Tous ces éléments positifs sont des résultats qui ressortent des discussions que nous avons eues avec le gouvernement.

En revanche, en ce qui concerne l’impact de la loi Pacte sur la Chambre de métiers, vous êtes plus sceptique ?

D. G. : Le ministre de l’Économie, Bruno Le Maire, dit qu’il faut que tous les freins à la création d’entreprise soient levés. Ce qui veut dire que toutes les démarches sont un frein. Nous, nous prétendons le contraire.

Pouvoir créer son entreprise en ligne, ça existe déjà, c’est ce que peuvent les auto-entrepreneurs. Il suffit et il suffira à l’avenir de cocher des cases, par exemple pour le statut juridique de l’entreprise. Mais on coche laquelle ? Pourquoi ? Quel régime fiscal ? Ensuite, je tiens à rappeler que certaines professions sont soumises à une qualification que l’on obtient par diplôme ou par l’expérience acquise durant un certain temps. Si on ne peut pas prouver cette qualification, comment fera-t-on ? C’est aussi un risque pour les consommateurs, avec parfois des risques sanitaires.

Le Stage de préparation à l’installation (Spi) va devenir facultatif. Bien. Je rappelle que le Spi a été créé en 1982 parce qu’à l’époque, dans les cinq ans après leur création, 60 % des entreprises disparaissaient.
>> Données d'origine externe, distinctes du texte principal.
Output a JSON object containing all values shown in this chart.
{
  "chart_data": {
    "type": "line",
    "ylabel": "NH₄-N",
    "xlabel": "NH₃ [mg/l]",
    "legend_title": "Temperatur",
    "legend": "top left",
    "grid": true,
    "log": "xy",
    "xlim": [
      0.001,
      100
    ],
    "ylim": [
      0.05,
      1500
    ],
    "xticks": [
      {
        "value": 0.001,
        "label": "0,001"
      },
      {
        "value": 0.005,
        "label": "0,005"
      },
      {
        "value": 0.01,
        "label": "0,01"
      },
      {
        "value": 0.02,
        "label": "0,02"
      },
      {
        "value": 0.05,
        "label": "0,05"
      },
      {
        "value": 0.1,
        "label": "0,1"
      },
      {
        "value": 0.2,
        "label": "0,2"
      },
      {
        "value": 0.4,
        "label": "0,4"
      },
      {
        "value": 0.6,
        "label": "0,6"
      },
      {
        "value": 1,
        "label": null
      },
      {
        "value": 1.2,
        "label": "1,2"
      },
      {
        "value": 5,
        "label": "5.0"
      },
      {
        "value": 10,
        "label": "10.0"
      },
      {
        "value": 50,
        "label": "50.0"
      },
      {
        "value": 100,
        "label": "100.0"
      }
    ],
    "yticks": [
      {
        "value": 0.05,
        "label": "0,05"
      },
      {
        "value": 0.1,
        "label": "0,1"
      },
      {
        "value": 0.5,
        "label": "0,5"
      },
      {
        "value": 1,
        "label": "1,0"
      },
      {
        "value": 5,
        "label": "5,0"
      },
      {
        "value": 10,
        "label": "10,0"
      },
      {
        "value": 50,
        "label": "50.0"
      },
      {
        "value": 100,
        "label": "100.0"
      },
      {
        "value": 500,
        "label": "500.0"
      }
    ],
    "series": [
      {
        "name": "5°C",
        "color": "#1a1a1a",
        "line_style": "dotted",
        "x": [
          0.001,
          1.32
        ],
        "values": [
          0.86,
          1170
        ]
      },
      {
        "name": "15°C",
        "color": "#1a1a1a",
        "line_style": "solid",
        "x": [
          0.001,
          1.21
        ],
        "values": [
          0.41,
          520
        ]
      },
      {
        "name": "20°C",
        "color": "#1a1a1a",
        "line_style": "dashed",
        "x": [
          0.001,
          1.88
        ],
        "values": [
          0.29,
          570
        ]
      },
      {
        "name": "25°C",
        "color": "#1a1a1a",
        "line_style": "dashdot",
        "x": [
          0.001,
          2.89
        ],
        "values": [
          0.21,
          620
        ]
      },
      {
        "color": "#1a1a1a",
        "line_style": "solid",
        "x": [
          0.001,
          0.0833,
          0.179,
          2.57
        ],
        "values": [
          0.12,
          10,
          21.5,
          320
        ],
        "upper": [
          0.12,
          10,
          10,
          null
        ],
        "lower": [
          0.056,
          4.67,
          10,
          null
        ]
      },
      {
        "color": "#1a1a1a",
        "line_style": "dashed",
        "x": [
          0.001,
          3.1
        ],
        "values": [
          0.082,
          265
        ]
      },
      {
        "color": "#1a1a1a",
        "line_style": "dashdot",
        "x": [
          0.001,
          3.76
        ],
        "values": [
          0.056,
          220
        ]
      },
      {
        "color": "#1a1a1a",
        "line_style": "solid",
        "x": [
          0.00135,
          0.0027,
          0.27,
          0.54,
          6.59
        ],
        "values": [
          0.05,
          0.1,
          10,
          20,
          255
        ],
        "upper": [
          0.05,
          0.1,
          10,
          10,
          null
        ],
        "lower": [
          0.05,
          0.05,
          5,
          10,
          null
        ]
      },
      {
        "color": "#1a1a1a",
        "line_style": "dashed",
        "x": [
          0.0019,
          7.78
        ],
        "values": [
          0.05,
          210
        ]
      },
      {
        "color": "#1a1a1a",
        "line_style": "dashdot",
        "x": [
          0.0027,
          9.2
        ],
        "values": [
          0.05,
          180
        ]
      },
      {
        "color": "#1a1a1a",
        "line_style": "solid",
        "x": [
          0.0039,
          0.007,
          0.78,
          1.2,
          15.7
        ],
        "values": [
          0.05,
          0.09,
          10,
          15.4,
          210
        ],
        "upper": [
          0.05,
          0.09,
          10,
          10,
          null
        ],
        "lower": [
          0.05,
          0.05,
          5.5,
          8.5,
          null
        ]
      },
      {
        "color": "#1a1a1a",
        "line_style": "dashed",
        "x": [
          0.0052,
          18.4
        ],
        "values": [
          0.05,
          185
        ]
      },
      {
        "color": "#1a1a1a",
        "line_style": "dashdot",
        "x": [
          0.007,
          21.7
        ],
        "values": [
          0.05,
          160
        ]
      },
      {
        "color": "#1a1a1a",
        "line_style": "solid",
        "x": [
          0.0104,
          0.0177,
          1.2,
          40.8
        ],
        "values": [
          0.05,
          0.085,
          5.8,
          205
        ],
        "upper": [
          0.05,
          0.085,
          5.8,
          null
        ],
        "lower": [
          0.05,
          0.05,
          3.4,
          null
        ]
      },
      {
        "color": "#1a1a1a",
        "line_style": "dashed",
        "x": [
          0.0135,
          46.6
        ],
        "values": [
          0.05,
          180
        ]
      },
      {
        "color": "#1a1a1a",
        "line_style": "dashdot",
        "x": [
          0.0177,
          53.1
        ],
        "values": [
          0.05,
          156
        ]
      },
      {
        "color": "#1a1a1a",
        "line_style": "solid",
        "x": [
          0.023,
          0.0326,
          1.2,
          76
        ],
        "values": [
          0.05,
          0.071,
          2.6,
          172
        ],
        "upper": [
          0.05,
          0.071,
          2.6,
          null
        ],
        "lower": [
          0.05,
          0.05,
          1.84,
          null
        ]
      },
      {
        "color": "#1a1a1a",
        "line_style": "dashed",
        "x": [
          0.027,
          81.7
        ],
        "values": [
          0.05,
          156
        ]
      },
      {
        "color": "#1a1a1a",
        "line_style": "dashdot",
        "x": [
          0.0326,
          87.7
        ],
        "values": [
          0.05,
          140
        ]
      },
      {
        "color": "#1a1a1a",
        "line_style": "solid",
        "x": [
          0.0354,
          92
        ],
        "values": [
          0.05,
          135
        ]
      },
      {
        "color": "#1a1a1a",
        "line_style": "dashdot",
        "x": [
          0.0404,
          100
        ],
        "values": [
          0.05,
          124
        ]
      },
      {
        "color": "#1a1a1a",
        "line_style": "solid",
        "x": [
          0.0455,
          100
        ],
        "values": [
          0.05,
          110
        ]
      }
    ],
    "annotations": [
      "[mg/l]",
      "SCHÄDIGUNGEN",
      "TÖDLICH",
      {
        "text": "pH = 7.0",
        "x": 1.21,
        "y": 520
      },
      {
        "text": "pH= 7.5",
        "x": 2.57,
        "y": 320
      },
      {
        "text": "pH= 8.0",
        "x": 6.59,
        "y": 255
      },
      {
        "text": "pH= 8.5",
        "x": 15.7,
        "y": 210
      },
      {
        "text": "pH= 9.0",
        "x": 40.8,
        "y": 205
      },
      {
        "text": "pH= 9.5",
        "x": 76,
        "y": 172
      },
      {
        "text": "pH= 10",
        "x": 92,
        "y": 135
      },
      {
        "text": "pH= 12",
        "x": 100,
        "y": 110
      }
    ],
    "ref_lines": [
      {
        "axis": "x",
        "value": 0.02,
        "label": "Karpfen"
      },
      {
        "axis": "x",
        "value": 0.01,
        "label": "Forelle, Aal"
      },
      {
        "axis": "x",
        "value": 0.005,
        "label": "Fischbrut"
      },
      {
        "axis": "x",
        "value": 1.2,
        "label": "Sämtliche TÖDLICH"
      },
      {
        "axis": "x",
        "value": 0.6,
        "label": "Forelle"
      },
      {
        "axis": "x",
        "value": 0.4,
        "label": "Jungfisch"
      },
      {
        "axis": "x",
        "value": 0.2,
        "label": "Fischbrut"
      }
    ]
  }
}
Le Spi est un excellent moyen de préparer le futur chef d’entreprise à la vie de son entreprise, ses obligations, les interdictions... C’est aussi le moyen pour lui de rencontrer ses futurs partenaires (banques, assureurs...). Ça peut aussi être le moment où la personne comprend qu’elle n’est pas prête et qu’il vaut mieux s’arrêter de suite. Avec le Spi, le taux de pérennité des entreprises aujourd’hui se situe entre 85 et 89 % à 3 et 5 ans. Ce n’est pas inutile.

Ce que nous demandons, notamment à certains de nos députés, c’est de garder au moins la possibilité de faire ce Spi et le financer. Nous avons également demandé qu’il y ait au moins une fois, une rencontre entre le futur chef d’entreprise et quelqu’un de chez nous. Qu’il y ait ce contact où les choses peuvent être
posées, discutées, qu’une rencontre, même de quelques heures, soit obligatoire au moment de l’inscription. Il faut arrêter de laisser croire qu’être patron c’est simple comme un seul clic. Par ailleurs, pour nous, Chambre de métiers interrégionale (Gironde, Dordogne et Lot-et-Garonne), ça représente une ressource de quelque 600 000 Ä. Là aussi, ça posera la question des effectifs.